Former Minister of Police and current member of the ANC national executive committee, Fikile Mbalula, also claims he was spied on by rogue intelligence agents.

Feinstein says it's not difficult to connect the dots between political appropriation in the SSA and pervasive corruption in South Africa. "It is crucial that it has come out in the open the extent to which the South African Intelligence Agency was being used extensively to fight internal political battles within the ANC and also playing a very important role in the corruption scandals that have been taking place in a process that has become known as state capture," he told DW.

Read more: South Africa: The rise and fall of the ANC

Ramaphosa 'relaxed' about outcome

President Cyril Ramaphosa offered a careful response to the report, telling reporters its contents were currently being discussed within the intelligence community before the implementation of its recommendations. "It is good to be transparent and let these things come out so that we can repair whatever damage has been done in the past," he said "I am really relaxed that we are on a really good and strong path and this is how we continue to build the state."

However, given the number of post-Zuma corruption inquires currently taking place in South Africa, Feinstein is wary of the chances of a satisfactory outcome. 

Former South African President Jacob Zuma stares out at the crowd on a podium at the ANC party conference. Current President Cyril Ramaphosa sits next to him with a laptop.

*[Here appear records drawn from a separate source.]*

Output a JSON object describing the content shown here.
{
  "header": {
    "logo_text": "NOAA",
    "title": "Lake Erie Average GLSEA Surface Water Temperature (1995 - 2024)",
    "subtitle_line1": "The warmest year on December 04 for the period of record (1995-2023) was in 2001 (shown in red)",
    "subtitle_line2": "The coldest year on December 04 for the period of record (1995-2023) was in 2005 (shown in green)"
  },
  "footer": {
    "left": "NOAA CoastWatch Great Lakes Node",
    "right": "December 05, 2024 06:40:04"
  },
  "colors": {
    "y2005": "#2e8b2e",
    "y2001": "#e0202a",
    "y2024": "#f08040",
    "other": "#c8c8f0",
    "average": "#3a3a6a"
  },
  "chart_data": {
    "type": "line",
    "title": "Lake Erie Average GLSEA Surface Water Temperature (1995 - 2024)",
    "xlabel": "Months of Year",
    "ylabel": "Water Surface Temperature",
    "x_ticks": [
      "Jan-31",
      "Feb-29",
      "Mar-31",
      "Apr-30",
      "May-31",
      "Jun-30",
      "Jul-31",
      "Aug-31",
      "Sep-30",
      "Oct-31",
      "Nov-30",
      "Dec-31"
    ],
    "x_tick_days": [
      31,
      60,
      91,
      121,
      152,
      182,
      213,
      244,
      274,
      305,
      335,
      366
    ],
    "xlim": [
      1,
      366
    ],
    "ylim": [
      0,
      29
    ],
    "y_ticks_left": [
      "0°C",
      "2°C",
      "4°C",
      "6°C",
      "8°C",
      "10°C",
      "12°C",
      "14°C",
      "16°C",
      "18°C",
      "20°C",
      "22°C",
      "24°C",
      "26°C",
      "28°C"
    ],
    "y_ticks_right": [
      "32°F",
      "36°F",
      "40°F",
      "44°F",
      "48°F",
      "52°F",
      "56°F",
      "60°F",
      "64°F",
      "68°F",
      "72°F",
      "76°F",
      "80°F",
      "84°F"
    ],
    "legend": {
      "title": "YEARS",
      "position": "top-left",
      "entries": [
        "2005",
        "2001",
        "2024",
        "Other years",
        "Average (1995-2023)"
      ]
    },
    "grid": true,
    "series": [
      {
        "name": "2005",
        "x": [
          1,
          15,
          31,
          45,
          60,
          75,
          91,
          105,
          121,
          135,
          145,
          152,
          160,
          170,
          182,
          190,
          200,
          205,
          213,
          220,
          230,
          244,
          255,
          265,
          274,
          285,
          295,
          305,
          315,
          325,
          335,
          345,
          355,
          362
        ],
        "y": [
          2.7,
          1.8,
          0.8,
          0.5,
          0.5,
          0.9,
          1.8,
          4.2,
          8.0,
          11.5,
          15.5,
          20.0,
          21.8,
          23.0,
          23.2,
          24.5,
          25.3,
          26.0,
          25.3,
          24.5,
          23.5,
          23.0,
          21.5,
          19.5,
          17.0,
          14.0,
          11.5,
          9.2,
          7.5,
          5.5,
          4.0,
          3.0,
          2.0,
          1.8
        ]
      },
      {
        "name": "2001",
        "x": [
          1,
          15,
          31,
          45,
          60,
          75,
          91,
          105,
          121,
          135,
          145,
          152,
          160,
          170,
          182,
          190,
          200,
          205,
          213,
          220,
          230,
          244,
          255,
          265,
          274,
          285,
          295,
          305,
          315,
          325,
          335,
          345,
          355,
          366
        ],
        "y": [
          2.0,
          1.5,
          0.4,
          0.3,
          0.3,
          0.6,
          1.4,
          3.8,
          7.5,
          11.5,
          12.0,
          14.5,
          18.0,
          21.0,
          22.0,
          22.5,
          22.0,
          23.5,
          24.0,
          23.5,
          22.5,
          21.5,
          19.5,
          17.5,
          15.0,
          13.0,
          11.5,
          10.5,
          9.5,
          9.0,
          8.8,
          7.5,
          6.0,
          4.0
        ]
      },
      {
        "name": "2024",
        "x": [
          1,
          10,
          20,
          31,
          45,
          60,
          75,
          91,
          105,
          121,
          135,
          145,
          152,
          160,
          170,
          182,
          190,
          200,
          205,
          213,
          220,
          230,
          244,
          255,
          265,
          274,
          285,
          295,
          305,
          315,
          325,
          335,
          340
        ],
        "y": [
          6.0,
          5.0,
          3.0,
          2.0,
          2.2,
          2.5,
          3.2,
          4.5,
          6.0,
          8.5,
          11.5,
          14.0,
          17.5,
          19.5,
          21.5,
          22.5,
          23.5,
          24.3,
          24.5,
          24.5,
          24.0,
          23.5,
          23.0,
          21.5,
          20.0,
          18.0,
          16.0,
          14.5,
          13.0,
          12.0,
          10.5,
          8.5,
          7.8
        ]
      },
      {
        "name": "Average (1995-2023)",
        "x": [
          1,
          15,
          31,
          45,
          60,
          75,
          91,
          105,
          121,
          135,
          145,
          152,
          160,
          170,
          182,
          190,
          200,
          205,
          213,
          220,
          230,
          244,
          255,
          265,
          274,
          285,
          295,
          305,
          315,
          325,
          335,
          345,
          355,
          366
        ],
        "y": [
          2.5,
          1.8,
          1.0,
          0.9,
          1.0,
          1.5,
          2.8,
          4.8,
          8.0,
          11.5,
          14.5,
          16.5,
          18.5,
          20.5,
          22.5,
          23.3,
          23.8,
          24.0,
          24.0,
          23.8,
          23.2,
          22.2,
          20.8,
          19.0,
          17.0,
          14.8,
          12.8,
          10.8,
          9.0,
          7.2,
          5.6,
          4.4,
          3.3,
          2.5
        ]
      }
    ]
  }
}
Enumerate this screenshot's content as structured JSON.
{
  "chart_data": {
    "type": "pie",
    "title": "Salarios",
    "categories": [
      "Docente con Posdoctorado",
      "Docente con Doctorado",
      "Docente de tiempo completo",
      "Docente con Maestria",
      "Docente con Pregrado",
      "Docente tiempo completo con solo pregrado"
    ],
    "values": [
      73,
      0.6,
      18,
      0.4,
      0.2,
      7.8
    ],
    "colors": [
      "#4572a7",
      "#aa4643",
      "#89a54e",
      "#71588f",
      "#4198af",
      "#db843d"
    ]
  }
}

Former President Jacob Zuma (left) strongly denies the allegations, however current President Cyril Ramaphosa (right) says the commission is a step in the right direction

"It's unclear at this point what is going to happen to all of the information that has come out of the various commissions of inquiry that are going on in South Africa at the moment," he says. "Whether in fact the new head of the National Prosecuting Authority is going to turn this evidence into actual charges against very high profile individuals who have been implicated in this and other scandals." 

The timing of the report may result in a difficult election for Ramaphosa and the ANC. With South Africans due to head to the polls in just two months, the ANC remains heavily factionalized and unpopular with many would-be voters.